Rafael que em tempos tinha sido apontado pela crítica especializada como um dos mais promissores compositores da sua geração, via agora o trabalho, e a música era agora um trabalho, como um fardo demasiado pesado para a sua cabeça poder suportar.
Pelas ruas à noite a sua silhueta surgia como a de um louco, como a de um pobre diabo. O seu passo era apressado, como o de quem não quer perder um transporte ou como o de quem não quer chegar atrasado a um qualquer encontro. E ao tomar consciência, num rasgo de lucidez, de que o seu transporte há muito o perdera e que os encontros a horas certas já não faziam parte da sua vida sem regras, Rafael abrandava o passo e quase parava, caminhando vagarosamente. Era assim Rafael andando pela cidade. Porém naquela noite sabia onde ia e manteve constante o passo.

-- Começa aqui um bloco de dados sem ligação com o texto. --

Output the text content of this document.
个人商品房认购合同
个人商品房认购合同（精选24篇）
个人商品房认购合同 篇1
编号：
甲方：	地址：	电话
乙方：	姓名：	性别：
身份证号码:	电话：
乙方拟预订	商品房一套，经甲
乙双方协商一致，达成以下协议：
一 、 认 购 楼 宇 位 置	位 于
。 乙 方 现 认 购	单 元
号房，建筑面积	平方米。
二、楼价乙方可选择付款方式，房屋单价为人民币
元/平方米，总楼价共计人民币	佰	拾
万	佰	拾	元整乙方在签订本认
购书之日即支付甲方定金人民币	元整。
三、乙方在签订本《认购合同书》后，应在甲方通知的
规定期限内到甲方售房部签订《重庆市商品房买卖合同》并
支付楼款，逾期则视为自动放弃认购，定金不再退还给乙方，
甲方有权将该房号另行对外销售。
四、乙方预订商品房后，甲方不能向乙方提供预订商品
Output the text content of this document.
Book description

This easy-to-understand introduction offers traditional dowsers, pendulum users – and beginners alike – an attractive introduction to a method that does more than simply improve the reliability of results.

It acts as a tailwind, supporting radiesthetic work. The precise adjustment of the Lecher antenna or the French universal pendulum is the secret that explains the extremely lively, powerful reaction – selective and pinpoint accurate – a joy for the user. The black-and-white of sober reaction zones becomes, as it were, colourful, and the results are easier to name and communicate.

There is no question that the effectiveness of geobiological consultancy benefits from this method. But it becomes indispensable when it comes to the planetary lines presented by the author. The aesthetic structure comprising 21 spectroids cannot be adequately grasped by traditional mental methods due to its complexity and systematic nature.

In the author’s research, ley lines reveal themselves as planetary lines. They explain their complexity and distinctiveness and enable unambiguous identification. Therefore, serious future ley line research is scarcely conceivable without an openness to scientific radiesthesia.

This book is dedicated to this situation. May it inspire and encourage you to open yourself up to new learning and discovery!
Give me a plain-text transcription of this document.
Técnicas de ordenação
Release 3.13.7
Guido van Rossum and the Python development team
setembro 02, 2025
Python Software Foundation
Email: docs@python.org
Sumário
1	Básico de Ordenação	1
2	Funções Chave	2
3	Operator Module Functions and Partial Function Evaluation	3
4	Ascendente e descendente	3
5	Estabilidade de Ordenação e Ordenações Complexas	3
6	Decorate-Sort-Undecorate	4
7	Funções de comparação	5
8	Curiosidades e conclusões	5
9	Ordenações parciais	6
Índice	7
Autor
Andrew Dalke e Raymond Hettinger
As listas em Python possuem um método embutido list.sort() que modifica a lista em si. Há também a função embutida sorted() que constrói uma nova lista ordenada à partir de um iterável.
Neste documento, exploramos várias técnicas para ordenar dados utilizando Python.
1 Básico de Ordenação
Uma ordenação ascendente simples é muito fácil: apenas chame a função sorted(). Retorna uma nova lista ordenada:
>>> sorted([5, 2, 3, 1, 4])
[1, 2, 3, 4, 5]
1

Saiu do prédio desceu a rua em direcção à Praça da Figueira e desapareceu da superfície da terra.
Àquela hora as estações do metro são o lado errado. O lado errante. A multidão das horas de ponta, recolheu. Apenas os loucos, os errantes, os solitários conhecem a desolação dos túneis nas entranhas da cidade. Apenas estes conhecem o outro lado.
A estação da Baixa-Chiado estava muda, uma pessoa esperava o metro, uma mulher, à sua frente do outro lado da linha dois homens. O sinfonia do ruído do metro substituiu o silêncio da estação.

Os dois homens do outro lado continuaram imóveis. A mulher entrou. Atrás dela uma sombra de homem entrou também.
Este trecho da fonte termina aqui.